In the last decades, digital communications intensified thanks to the introduction of the smartphone technology, which allowed the majority of the population to gain access to the internet anywhere, anytime. With it, chat messaging apps, such as WhatsApp, WeChat and Telegram gained traction, to the point of dominating the communication landscape worldwide. Due to the rapid expansion of these digital technologies, cyber security has become a widespread issue. The recent scandal of Cambridge Analytica and the leaks of Edward Snowden shed light on the need to improve IT communications’ safety standards.
On these topics there are many issues, but we will focus mainly on a security mechanism: encryption.
Wikipedia defines encryption as “the process of encoding information”. This process transforms the original message, also known as plain text, into an alternative form, known as cipher text. This conversion should provide secrecy to the sender and the receiver and so prevent third parties to be able to read information. There are two types of encryption: public key algorithm and symmetric key algorithm. We will focus only on the latter.
Symmetric key is an algorithm that use a key to encrypt and decrypt a message. A key is a secret shared between the sender and the receiver. This kind of algorithm is based on transposition and substitution techniques. Nowadays, modern algorithms try to achieve two features:
- Fixed size keys, which implies that the key does not need to be as long as the plain text.
- Little statistical correlation between plain text and cipher text, which is needed in order to render computationally impossible to recover the plain text, given the cipher text.
AES is the encryption algorithm which provides almost zero statistical correlation, although the only 100% safe encryption algorithm is One-Time-Pad. One-Time-Pad, however, cannot be used due to the problem of exchanging a key, which is longer than the plain text and must be transmitted using a secure channel. Statistical correlation is the problem that affects the cipher text which we were given. We will exploit this issue in order to achieve our goal of recovering the plain text. It is useful to point out that in our project we will do a simplified attack because the cipher text is very long and only letters have been encrypted.
The aim of this project is to decrypt a cipher text, a text that has been encrypted using a substitution method. In order to verify whether we were successful in the procedure, we will compare the digest we were given at the start of the project by the professor, with the digest we produced using a SHA256 hashing function on the cipher text we just decrypted. If the two digests coincide, it will mean that the procedure was correct. It could happen that the two digests will never coincide, and so the user should manually swap the wrong letters.
- Frequency Analysis
- Creation of candidate plain text
- Verification of the digest of the candidate plain text
- Counting and computing percentage of bigrams in corpus text
- Computing score bigrams in candidate plain text
- Swapping the best letter in the candidate text according to bigram analysis
- Computing hash of the new candidate plain text
This procedure is iterative, repeating the process until it substitutes all the letters of the alphabet. In case the digest of the plain text will never correspond to the digest given by the professor, the program will return the candidate plain text decrypted at the best of its capabilities
The main difficulty that we encountered was using the bigram score to find out the correct plain text. In an early version of the project, we only used the frequency analysis and then printed out the candidate plain text. This implied a long manual swapping process. This made for a clunky process with little to no automatization and very unprofessional code, requiring constant supervision from the user in order to understand what was the key for each letter.

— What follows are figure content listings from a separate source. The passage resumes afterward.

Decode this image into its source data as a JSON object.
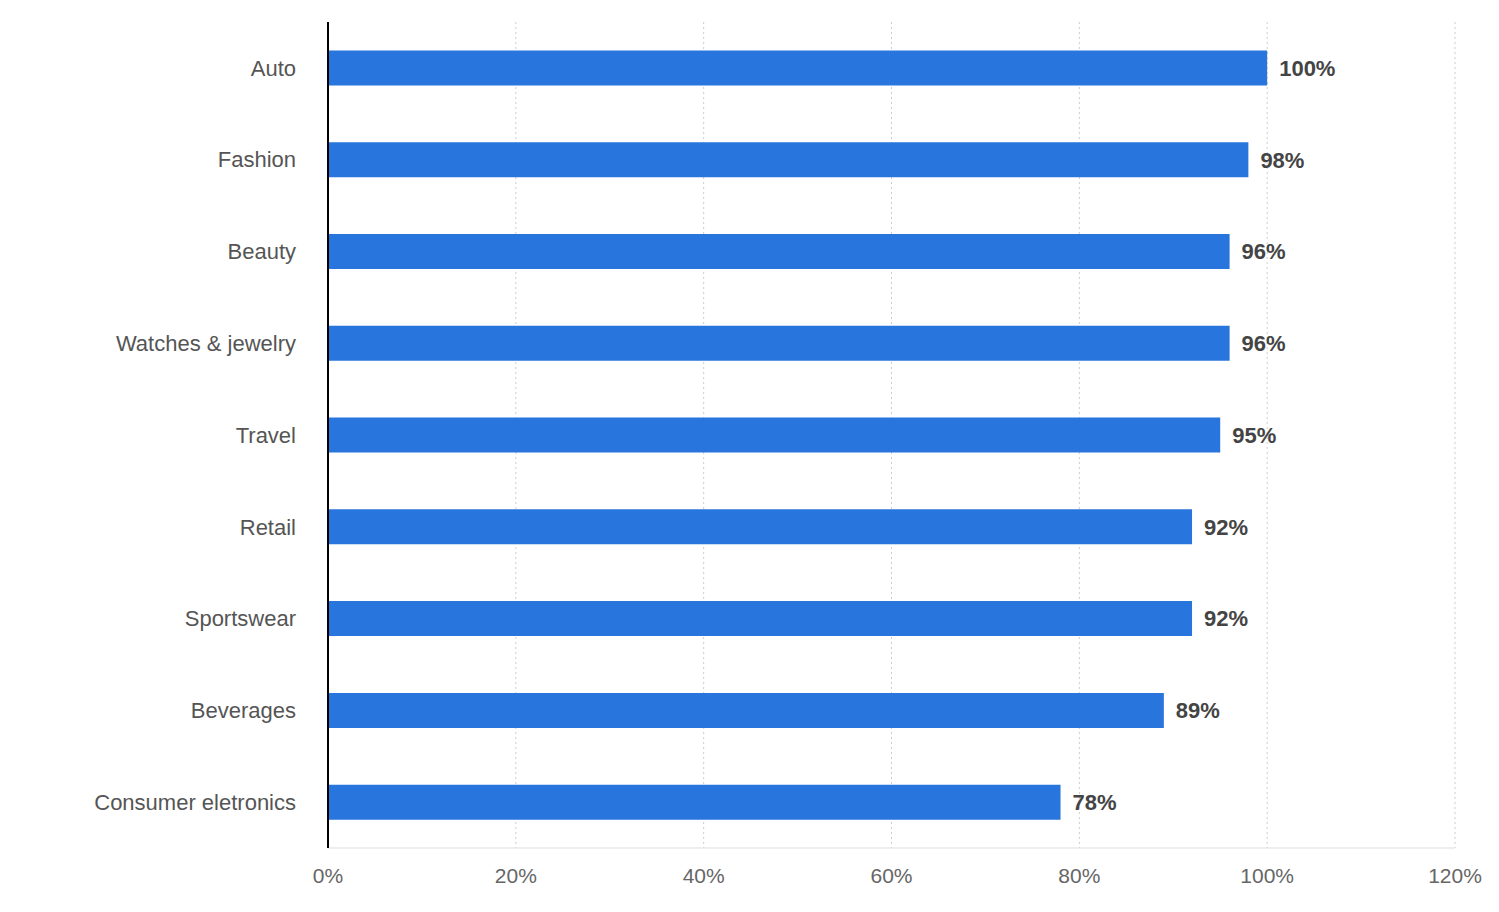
{
  "chart_data": {
    "type": "bar",
    "orientation": "horizontal",
    "categories": [
      "Auto",
      "Fashion",
      "Beauty",
      "Watches & jewelry",
      "Travel",
      "Retail",
      "Sportswear",
      "Beverages",
      "Consumer eletronics"
    ],
    "values": [
      100,
      98,
      96,
      96,
      95,
      92,
      92,
      89,
      78
    ],
    "value_labels": [
      "100%",
      "98%",
      "96%",
      "96%",
      "95%",
      "92%",
      "92%",
      "89%",
      "78%"
    ],
    "data_labels": true,
    "color": "#2876dd",
    "xlim": [
      0,
      120
    ],
    "xticks": [
      {
        "value": 0,
        "label": "0%"
      },
      {
        "value": 20,
        "label": "20%"
      },
      {
        "value": 40,
        "label": "40%"
      },
      {
        "value": 60,
        "label": "60%"
      },
      {
        "value": 80,
        "label": "80%"
      },
      {
        "value": 100,
        "label": "100%"
      },
      {
        "value": 120,
        "label": "120%"
      }
    ],
    "grid": true
  }
}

We rendered the process smoother thanks to the implementation of the bigram frequency analysis and the subsequent bigram score.
We must remark that to get to the final process, it was not easy to elaborate the final code, because we encountered many hurdles. Initially, the process took way too much time, because we were using the whole cipher text, which slowed down the process by a lot.
Furthermore, we were counting the bigrams after each iteration at first, computing the frequency, and this process was executed for each letter swap, namely 26^26 times, requiring several hours to complete. Through code optimizations we managed to polish the process up to its current state, requiring less than half a minute to decrypt the cipher text as best as it can.
Despite the simplicity of the encryption (only the letters were encrypted, leaving spaces and punctuation untouched), finding the right solution was not easy. During this project we had a chance to get a hand-on feel for the topics touched during the lessons. It made us realize that encryption and hashing are vital nowadays for security services and mechanisms.